“Gratitude bestows reverence, allowing us to encounter everyday epiphanies, those transcendent moments of awe that change forever how we experience life and the world.”
Sarah Ban Breathnach
Ann Voskamp is the wife of a pig farmer in Canada. In 2010 she released what I consider to be a spiritually brilliant book—it has helped and challenged and lifted me in so many ways. It is not an ordinary book. It is one of those books that grabs you by the lapels of your soul and pulls you back to God and back to reality and back to sanity and back to joy. The book is entitled One Thousand Gifts.

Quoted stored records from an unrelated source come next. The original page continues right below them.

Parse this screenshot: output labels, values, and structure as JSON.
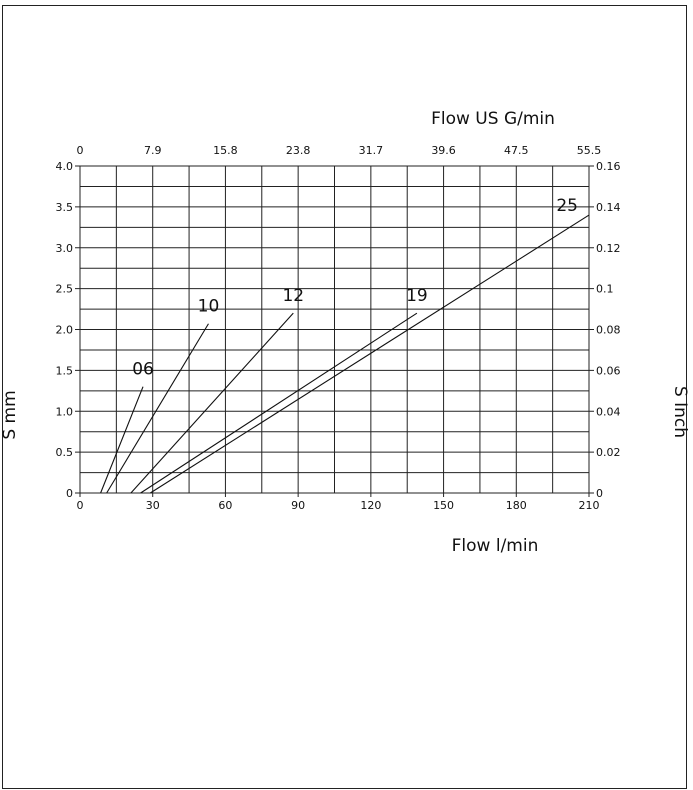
{
  "chart_data": {
    "type": "line",
    "x": {
      "label": "Flow l/min",
      "range": [
        0,
        210
      ],
      "ticks": [
        "0",
        "30",
        "60",
        "90",
        "120",
        "150",
        "180",
        "210"
      ],
      "tick_values": [
        0,
        30,
        60,
        90,
        120,
        150,
        180,
        210
      ]
    },
    "x_top": {
      "label": "Flow US G/min",
      "ticks": [
        "0",
        "7.9",
        "15.8",
        "23.8",
        "31.7",
        "39.6",
        "47.5",
        "55.5"
      ]
    },
    "y": {
      "label": "S mm",
      "range": [
        0,
        4.0
      ],
      "ticks": [
        "0",
        "0.5",
        "1.0",
        "1.5",
        "2.0",
        "2.5",
        "3.0",
        "3.5",
        "4.0"
      ],
      "tick_values": [
        0,
        0.5,
        1.0,
        1.5,
        2.0,
        2.5,
        3.0,
        3.5,
        4.0
      ]
    },
    "y_right": {
      "label": "S Inch",
      "ticks": [
        "0",
        "0.02",
        "0.04",
        "0.06",
        "0.08",
        "0.1",
        "0.12",
        "0.14",
        "0.16"
      ]
    },
    "grid": true,
    "series": [
      {
        "name": "06",
        "x": [
          8.5,
          26
        ],
        "y": [
          0,
          1.3
        ],
        "label_at": [
          26,
          1.45
        ]
      },
      {
        "name": "10",
        "x": [
          11,
          53
        ],
        "y": [
          0,
          2.07
        ],
        "label_at": [
          53,
          2.22
        ]
      },
      {
        "name": "12",
        "x": [
          21,
          88
        ],
        "y": [
          0,
          2.2
        ],
        "label_at": [
          88,
          2.35
        ]
      },
      {
        "name": "19",
        "x": [
          25,
          139
        ],
        "y": [
          0,
          2.2
        ],
        "label_at": [
          139,
          2.35
        ]
      },
      {
        "name": "25",
        "x": [
          29,
          210
        ],
        "y": [
          0,
          3.4
        ],
        "label_at": [
          201,
          3.45
        ]
      }
    ]
  }
}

Ann set out to write down 1,000 gifts that God has given to her and in so doing to cultivate a heart of gratitude and come into great connection with the Father Who has blessed her so richly. I should say that Ann is wonderfully blessed by God but that she does not lead a charmed life. She is a farm wife with 6 kids whom she home schools. Her farmer husband is fighting to keep the family fed and keep the farm in very hard economic times. Her life, like ours, has plenty of hardships and challenges. Her life, like ours, brings her to bed at the end of many days fully exhausted.
In her book Ann argues that one of the core routes to joy and sanity is cultivating an inner gratitude that is fully connected with who God is and with all that He has done for you. And, He has done a great deal for her. To be sure, He has done a great deal for you even if you are in a very rocky place right now.
The core of this book is built around the Greek word “eucharisteo” which means “to thank or to give thanks.” The noun and adjective forms of this root word mean “the act of giving thanks, thanksgiving, gratitude, thankfulness, and mindful of benefits.” The root word can also speak of “the gentle cheerfulness of a grateful heart.”
Here is how Ann explains this heart of thanksgiving.
“The root word of eucharisteo is “charis”, meaning “grace.” Jesus took the bread and saw it as grace and gave thanks. He took the bread and knew it to be gift and gave thanks.
But there is more, and I read it. Eucharisteo, thanksgiving, envelops the Greek word for grace, charis. But it also holds its derivative, the Greek word chara, meaning “joy.” Joy. Ah…yes. I might be needing me some of that. That might be what the quest for more is all about—that which Augustine claimed, “Without exception…all try their hardest to reach the same goal, that is, joy.”” (Page 32)
And so when we cultivate a heart of thanksgiving, of eucharisteo, we recognize the gifts and grace we have been given. We draw near to the Giver. We experience joy. We stop focussing on what we do not have and what we want. We stop thinking that these things will make life good for us.
Life is already good for us. It is good for us because of Who God is and because of what He has done and because of how He feels about us. We can declare with Asaph, “The nearness of God is my good.” (Psalm 73:28) And, we can make that declaration at any time.
As part of the discipline of cultivating a heart-level eucharisteo Ann Voskamp began a list of 1,000 things for which she was thankful. Each day she intentionally watched for the things that spoke of the Giver and of His grace and of His joy.
Here are some of her eucharisteo items:
- Morning light across old floors
- Jam piled high on the toast
- Cry of blue jay from high in the spruce.
16. Leafy life scent of the florist shop
17. The creak of her old knees
18. Wind flying cold wind in hair
37. Windmills droning in day’s last breeze
38. Wool sweaters with turtleneck collars
54 Moonlight on pillows
55. Long, lisped prayers
56. Kisses in dark
119. Still warm cookies
243. Clean sheets smelling like wind
362. Suds…all color in sun
Ann’s book and her list inspired me to pursue God through eucharisteo. I want more of God and more joy and more connection with the grace and gift in my life. I want more spiritual sanity.
- The Father
- The Son
- The Holy Spirit
88. Egg Nog
154. Paper, pens, pencils, journals
207. A cool, clear, fall morning—and Saturday morning to boot!
220. Being able to walk
241. Watching people finish well
248. My gray stocking cap—warm, soft, comfortable
249. An elder meeting that works
250. The smell of black coffee brewing at 5:30 AM
I am up to number 255 and the points of eucharisteo come so easily when I am just paying attention. The discipline of paying attention is helping me in my walk with God.
Ann’s list is good but her book is more than a list—far more. It is a primer on gratitude and sanity and grace and joy and connection with God.
Today is Eucharisteo Day. Would you read the book? Would you start your list? Would you be intentional about gratitude and sanity and grace and joy and connection with God?
I’ll help you get started:
- Eucharisteo Day.
- A computer on which to read this post
Just pay attention. The other 998 will come to you easily.